Publié le 15/03/2017 par Dimitra Bouras et Sylvain Gressier / Catégorie: Dossier

Plus de 40 ans aujourd’hui que, dans un élan libertaire post-soixante huitard et associatif, virent le jour les ateliers cinéma en Fédération Wallonie-Bruxelles. Pour fêter dignement cet anniversaire l’AAAPA ( pour Association des Ateliers d’Accueil et de Production Audiovisuelle) prépare une publication en ligne ainsi qu’une programmation à la Cinematek rétrospective du travail accompli au sein de ces 13 organismes non-marchands. L’occasion donc pour cinergie de se joindre à la danse et de retourner toquer aux portes de ces ateliers qui font la singularité du système de production et d’accompagnement de la partie francophone du pays.

Julie Freres : Je suis arrivée à Dérives en 2012 en tant que réalisatrice avec un projet sous le bras. Ça s'appelait Les Hurleurs, c'était sur la prison de Lantin et les gens qui communiquent de l'extérieur de la prison. J'avais travaillé sur l'écriture et tout le développement du film mais pour différentes raisons, et bien que le film soit déjà financé, je ne l'ai finalement pas réalisé. J'étais en contact avec Jean-Pierre Dardenne pendant toute l'écriture du projet.
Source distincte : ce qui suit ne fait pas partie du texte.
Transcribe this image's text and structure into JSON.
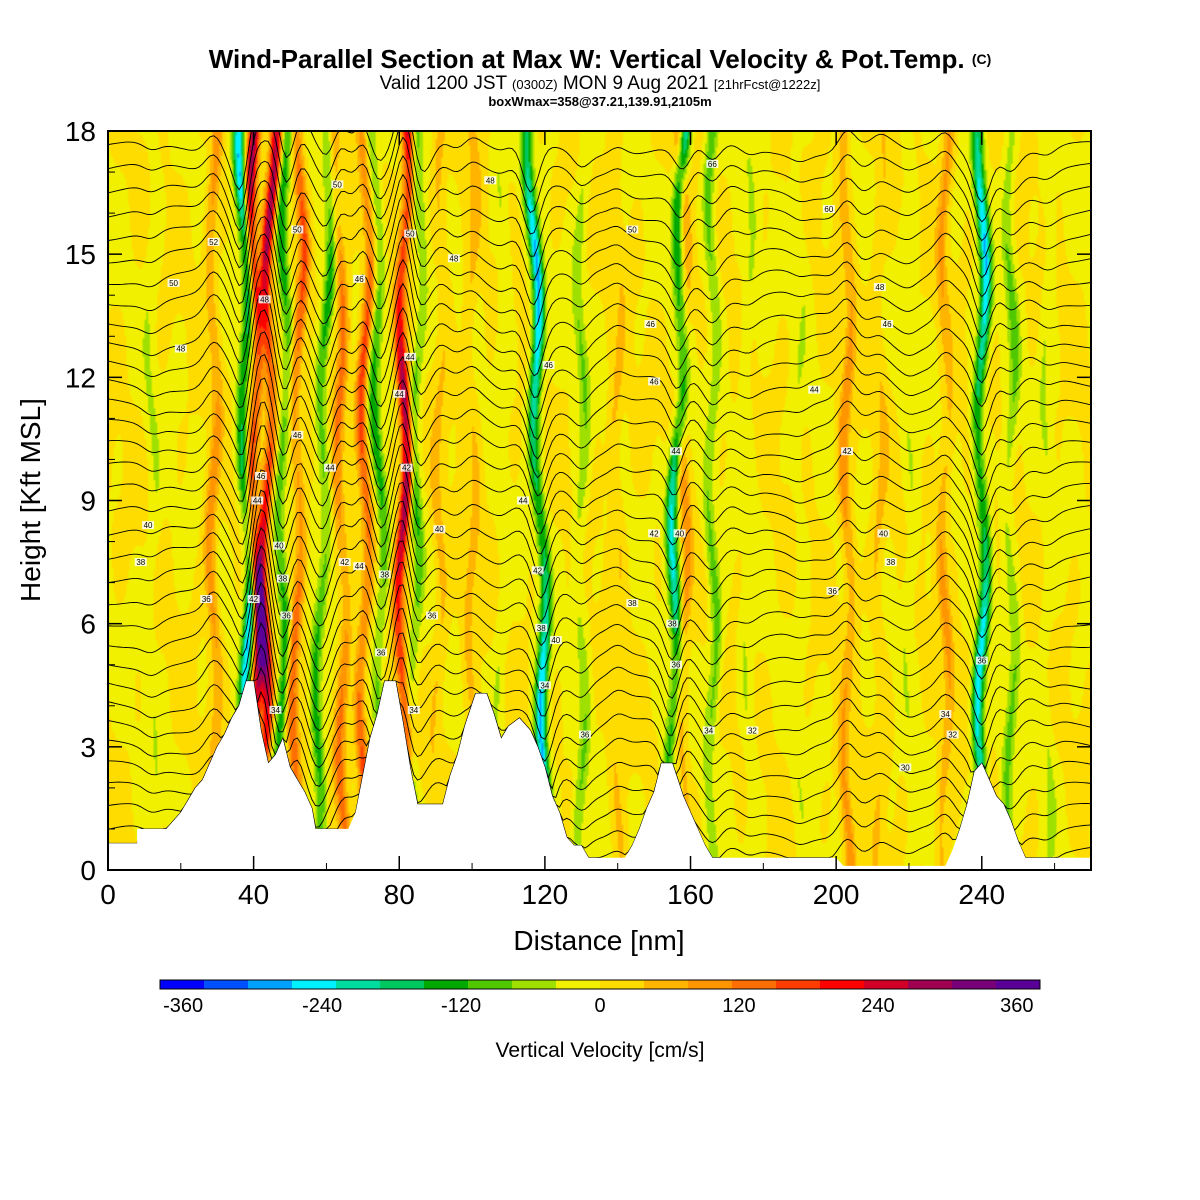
{
  "title": {
    "line1": "Wind-Parallel Section at Max W: Vertical Velocity & Pot.Temp.",
    "copyright_mark": "(C)",
    "line2_a": "Valid 1200 JST",
    "line2_b": "(0300Z)",
    "line2_c": "MON 9 Aug 2021",
    "line2_d": "[21hrFcst@1222z]",
    "line3": "boxWmax=358@37.21,139.91,2105m"
  },
  "chart_data": {
    "type": "heatmap",
    "xlabel": "Distance [nm]",
    "ylabel": "Height [Kft MSL]",
    "xlim": [
      0,
      270
    ],
    "ylim": [
      0,
      18
    ],
    "x_ticks": [
      "0",
      "40",
      "80",
      "120",
      "160",
      "200",
      "240"
    ],
    "y_ticks": [
      "0",
      "3",
      "6",
      "9",
      "12",
      "15",
      "18"
    ],
    "colorbar": {
      "label": "Vertical Velocity [cm/s]",
      "range": [
        -380,
        380
      ],
      "tick_labels": [
        "-360",
        "-240",
        "-120",
        "0",
        "120",
        "240",
        "360"
      ],
      "colors": [
        "#0000ff",
        "#0050ff",
        "#00a0ff",
        "#00f0ff",
        "#00dca0",
        "#00c860",
        "#00a800",
        "#50c800",
        "#a0e000",
        "#f0f000",
        "#ffdc00",
        "#ffb400",
        "#ff9600",
        "#ff6e00",
        "#ff3c00",
        "#ff0000",
        "#d20028",
        "#a00050",
        "#780078",
        "#5a0096"
      ]
    },
    "terrain_kft": [
      [
        0,
        0.65
      ],
      [
        8,
        0.65
      ],
      [
        8,
        1.0
      ],
      [
        16,
        1.0
      ],
      [
        18,
        1.2
      ],
      [
        20,
        1.4
      ],
      [
        22,
        1.7
      ],
      [
        24,
        2.0
      ],
      [
        26,
        2.2
      ],
      [
        28,
        2.6
      ],
      [
        30,
        3.0
      ],
      [
        32,
        3.3
      ],
      [
        34,
        3.7
      ],
      [
        36,
        4.0
      ],
      [
        38,
        4.6
      ],
      [
        40,
        4.6
      ],
      [
        42,
        3.4
      ],
      [
        44,
        2.6
      ],
      [
        46,
        2.8
      ],
      [
        48,
        3.2
      ],
      [
        50,
        2.5
      ],
      [
        52,
        2.2
      ],
      [
        54,
        1.9
      ],
      [
        56,
        1.5
      ],
      [
        57,
        1.0
      ],
      [
        58,
        1.0
      ],
      [
        66,
        1.0
      ],
      [
        68,
        1.4
      ],
      [
        70,
        2.3
      ],
      [
        72,
        3.2
      ],
      [
        74,
        3.8
      ],
      [
        76,
        4.6
      ],
      [
        79,
        4.6
      ],
      [
        81,
        3.6
      ],
      [
        83,
        2.5
      ],
      [
        85,
        1.6
      ],
      [
        86,
        1.6
      ],
      [
        92,
        1.6
      ],
      [
        94,
        2.3
      ],
      [
        96,
        2.8
      ],
      [
        98,
        3.5
      ],
      [
        101,
        4.3
      ],
      [
        104,
        4.3
      ],
      [
        106,
        3.8
      ],
      [
        108,
        3.2
      ],
      [
        110,
        3.5
      ],
      [
        113,
        3.7
      ],
      [
        116,
        3.4
      ],
      [
        118,
        3.0
      ],
      [
        120,
        2.5
      ],
      [
        122,
        1.8
      ],
      [
        124,
        1.4
      ],
      [
        126,
        0.8
      ],
      [
        128,
        0.6
      ],
      [
        130,
        0.6
      ],
      [
        132,
        0.3
      ],
      [
        142,
        0.3
      ],
      [
        144,
        0.6
      ],
      [
        146,
        1.0
      ],
      [
        148,
        1.5
      ],
      [
        150,
        1.9
      ],
      [
        152,
        2.6
      ],
      [
        155,
        2.6
      ],
      [
        158,
        1.8
      ],
      [
        162,
        1.0
      ],
      [
        164,
        0.6
      ],
      [
        166,
        0.3
      ],
      [
        200,
        0.3
      ],
      [
        202,
        0.1
      ],
      [
        230,
        0.1
      ],
      [
        232,
        0.5
      ],
      [
        234,
        1.0
      ],
      [
        236,
        1.6
      ],
      [
        238,
        2.4
      ],
      [
        240,
        2.6
      ],
      [
        242,
        2.2
      ],
      [
        244,
        1.8
      ],
      [
        246,
        1.6
      ],
      [
        248,
        1.2
      ],
      [
        250,
        0.7
      ],
      [
        252,
        0.3
      ],
      [
        270,
        0.3
      ]
    ],
    "updraft_bands": [
      {
        "x_bottom": 40.5,
        "x_top": 40.0,
        "w": 300
      },
      {
        "x_bottom": 42.0,
        "x_top": 45.0,
        "w": 290
      },
      {
        "x_bottom": 51.0,
        "x_top": 53.0,
        "w": 160
      },
      {
        "x_bottom": 65.0,
        "x_top": 63.0,
        "w": 140
      },
      {
        "x_bottom": 70.0,
        "x_top": 71.0,
        "w": 180
      },
      {
        "x_bottom": 80.5,
        "x_top": 81.5,
        "w": 330
      },
      {
        "x_bottom": 29.0,
        "x_top": 29.0,
        "w": 110
      },
      {
        "x_bottom": 203.0,
        "x_top": 203.0,
        "w": 110
      },
      {
        "x_bottom": 158.0,
        "x_top": 158.0,
        "w": 100
      },
      {
        "x_bottom": 90.0,
        "x_top": 92.0,
        "w": 60
      },
      {
        "x_bottom": 140.0,
        "x_top": 140.0,
        "w": 50
      },
      {
        "x_bottom": 100.0,
        "x_top": 100.0,
        "w": 60
      },
      {
        "x_bottom": 212.0,
        "x_top": 212.0,
        "w": 50
      },
      {
        "x_bottom": 230.0,
        "x_top": 230.0,
        "w": 90
      }
    ],
    "downdraft_bands": [
      {
        "x_bottom": 39.0,
        "x_top": 37.0,
        "w": -280
      },
      {
        "x_bottom": 47.0,
        "x_top": 49.0,
        "w": -150
      },
      {
        "x_bottom": 57.0,
        "x_top": 61.0,
        "w": -140
      },
      {
        "x_bottom": 76.0,
        "x_top": 73.0,
        "w": -140
      },
      {
        "x_bottom": 83.0,
        "x_top": 86.0,
        "w": -120
      },
      {
        "x_bottom": 121.0,
        "x_top": 116.0,
        "w": -280
      },
      {
        "x_bottom": 154.0,
        "x_top": 158.0,
        "w": -240
      },
      {
        "x_bottom": 240.0,
        "x_top": 240.0,
        "w": -260
      },
      {
        "x_bottom": 166.0,
        "x_top": 166.0,
        "w": -100
      },
      {
        "x_bottom": 130.0,
        "x_top": 130.0,
        "w": -80
      },
      {
        "x_bottom": 248.0,
        "x_top": 248.0,
        "w": -90
      },
      {
        "x_bottom": 12.0,
        "x_top": 12.0,
        "w": -40
      },
      {
        "x_bottom": 176.0,
        "x_top": 176.0,
        "w": -40
      },
      {
        "x_bottom": 220.0,
        "x_top": 220.0,
        "w": -40
      },
      {
        "x_bottom": 258.0,
        "x_top": 258.0,
        "w": -40
      },
      {
        "x_bottom": 108.0,
        "x_top": 108.0,
        "w": -40
      },
      {
        "x_bottom": 190.0,
        "x_top": 190.0,
        "w": -30
      }
    ],
    "theta_contour_labels": [
      {
        "x": 27,
        "y": 6.6,
        "text": "36"
      },
      {
        "x": 9,
        "y": 7.5,
        "text": "38"
      },
      {
        "x": 11,
        "y": 8.4,
        "text": "40"
      },
      {
        "x": 20,
        "y": 12.7,
        "text": "48"
      },
      {
        "x": 18,
        "y": 14.3,
        "text": "50"
      },
      {
        "x": 29,
        "y": 15.3,
        "text": "52"
      },
      {
        "x": 40,
        "y": 6.6,
        "text": "42"
      },
      {
        "x": 41,
        "y": 9.0,
        "text": "44"
      },
      {
        "x": 42,
        "y": 9.6,
        "text": "46"
      },
      {
        "x": 43,
        "y": 13.9,
        "text": "48"
      },
      {
        "x": 47,
        "y": 7.9,
        "text": "40"
      },
      {
        "x": 48,
        "y": 7.1,
        "text": "38"
      },
      {
        "x": 49,
        "y": 6.2,
        "text": "36"
      },
      {
        "x": 46,
        "y": 3.9,
        "text": "34"
      },
      {
        "x": 52,
        "y": 10.6,
        "text": "46"
      },
      {
        "x": 52,
        "y": 15.6,
        "text": "50"
      },
      {
        "x": 61,
        "y": 9.8,
        "text": "44"
      },
      {
        "x": 65,
        "y": 7.5,
        "text": "42"
      },
      {
        "x": 69,
        "y": 7.4,
        "text": "44"
      },
      {
        "x": 69,
        "y": 14.4,
        "text": "46"
      },
      {
        "x": 63,
        "y": 16.7,
        "text": "50"
      },
      {
        "x": 76,
        "y": 7.2,
        "text": "38"
      },
      {
        "x": 75,
        "y": 5.3,
        "text": "36"
      },
      {
        "x": 80,
        "y": 11.6,
        "text": "44"
      },
      {
        "x": 83,
        "y": 12.5,
        "text": "44"
      },
      {
        "x": 82,
        "y": 9.8,
        "text": "42"
      },
      {
        "x": 83,
        "y": 15.5,
        "text": "50"
      },
      {
        "x": 84,
        "y": 3.9,
        "text": "34"
      },
      {
        "x": 89,
        "y": 6.2,
        "text": "36"
      },
      {
        "x": 91,
        "y": 8.3,
        "text": "40"
      },
      {
        "x": 95,
        "y": 14.9,
        "text": "48"
      },
      {
        "x": 105,
        "y": 16.8,
        "text": "48"
      },
      {
        "x": 114,
        "y": 9.0,
        "text": "44"
      },
      {
        "x": 118,
        "y": 7.3,
        "text": "42"
      },
      {
        "x": 119,
        "y": 5.9,
        "text": "38"
      },
      {
        "x": 120,
        "y": 4.5,
        "text": "34"
      },
      {
        "x": 123,
        "y": 5.6,
        "text": "40"
      },
      {
        "x": 131,
        "y": 3.3,
        "text": "36"
      },
      {
        "x": 121,
        "y": 12.3,
        "text": "46"
      },
      {
        "x": 144,
        "y": 6.5,
        "text": "38"
      },
      {
        "x": 150,
        "y": 8.2,
        "text": "42"
      },
      {
        "x": 150,
        "y": 11.9,
        "text": "46"
      },
      {
        "x": 149,
        "y": 13.3,
        "text": "46"
      },
      {
        "x": 144,
        "y": 15.6,
        "text": "50"
      },
      {
        "x": 155,
        "y": 6.0,
        "text": "38"
      },
      {
        "x": 156,
        "y": 5.0,
        "text": "36"
      },
      {
        "x": 157,
        "y": 8.2,
        "text": "40"
      },
      {
        "x": 156,
        "y": 10.2,
        "text": "44"
      },
      {
        "x": 165,
        "y": 3.4,
        "text": "34"
      },
      {
        "x": 166,
        "y": 17.2,
        "text": "66"
      },
      {
        "x": 177,
        "y": 3.4,
        "text": "32"
      },
      {
        "x": 194,
        "y": 11.7,
        "text": "44"
      },
      {
        "x": 199,
        "y": 6.8,
        "text": "36"
      },
      {
        "x": 203,
        "y": 10.2,
        "text": "42"
      },
      {
        "x": 198,
        "y": 16.1,
        "text": "60"
      },
      {
        "x": 212,
        "y": 14.2,
        "text": "48"
      },
      {
        "x": 214,
        "y": 13.3,
        "text": "46"
      },
      {
        "x": 213,
        "y": 8.2,
        "text": "40"
      },
      {
        "x": 215,
        "y": 7.5,
        "text": "38"
      },
      {
        "x": 219,
        "y": 2.5,
        "text": "30"
      },
      {
        "x": 230,
        "y": 3.8,
        "text": "34"
      },
      {
        "x": 232,
        "y": 3.3,
        "text": "32"
      },
      {
        "x": 240,
        "y": 5.1,
        "text": "36"
      }
    ]
  }
}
Un jour, il m'a appelé pour me proposer de prendre le relais de Dérives et de produire. Ça a été une surprise pour moi, je n'avais jamais spécialement imaginé être dans cette position de produire des films. Mais ça m'a intéressé, je connaissais un peu le travail que Dérives avait développé, j'aimais beaucoup ces films.

 

Cinergie : Les frères Dardenne ont voulu se détacher de Dérives après tout ce temps aux commandes ?
J. F. : Ils ont commencé Dérives en produisant leurs documentaires, et vers fin 80 début 90, ils ont commencé à produire d'autres auteurs belges comme André Dartevelle, ou Hugues Le Paige. Chacun est arrivé avec un sillon de thématiques qu'ils ont développés. Ça faisait plus de trente ans qu'ils produisait au sein de Dérives. Entre leurs films de fiction et les productions d'autres réalisateurs aux Films du Fleuve, leur maison de production, ça faisait beaucoup. Ils m'ont expliqué qu'ils attendaient qu'une nouvelle personne amène de nouveaux projets, un changement de génération, tant au niveau de la production que des réalisateurs.

 

C. : Comment s'est passé le passage de flambeau ?
J. F. : Ils m'ont laissé une carte blanche totale. J'ai eu le choix de continuer de travailler sur ce qu'ils avaient développé dans une continuité ou repartir à zéro sur de nouvelles bases. Je suis arrivé et j'ai écrit directement un projet d'activité avec des idées que j'apportais, mais je n'avais pas envie non plus d'une rupture, plutôt de continuer certaines choses et d'en apporter de nouvelles. Je leur ai demandé de m'accompagner un petit peu, car je n'avais jamais produit. Il y avait également une équipe qui était là depuis le tout début, en la présence de Véronique Marit et Marianne Debacker, qui ont pu m'accompagner dans mes débuts. Aujourd'hui, les frères Dardenne sont dans le comité d'administration et je peux toujours les appeler si besoin.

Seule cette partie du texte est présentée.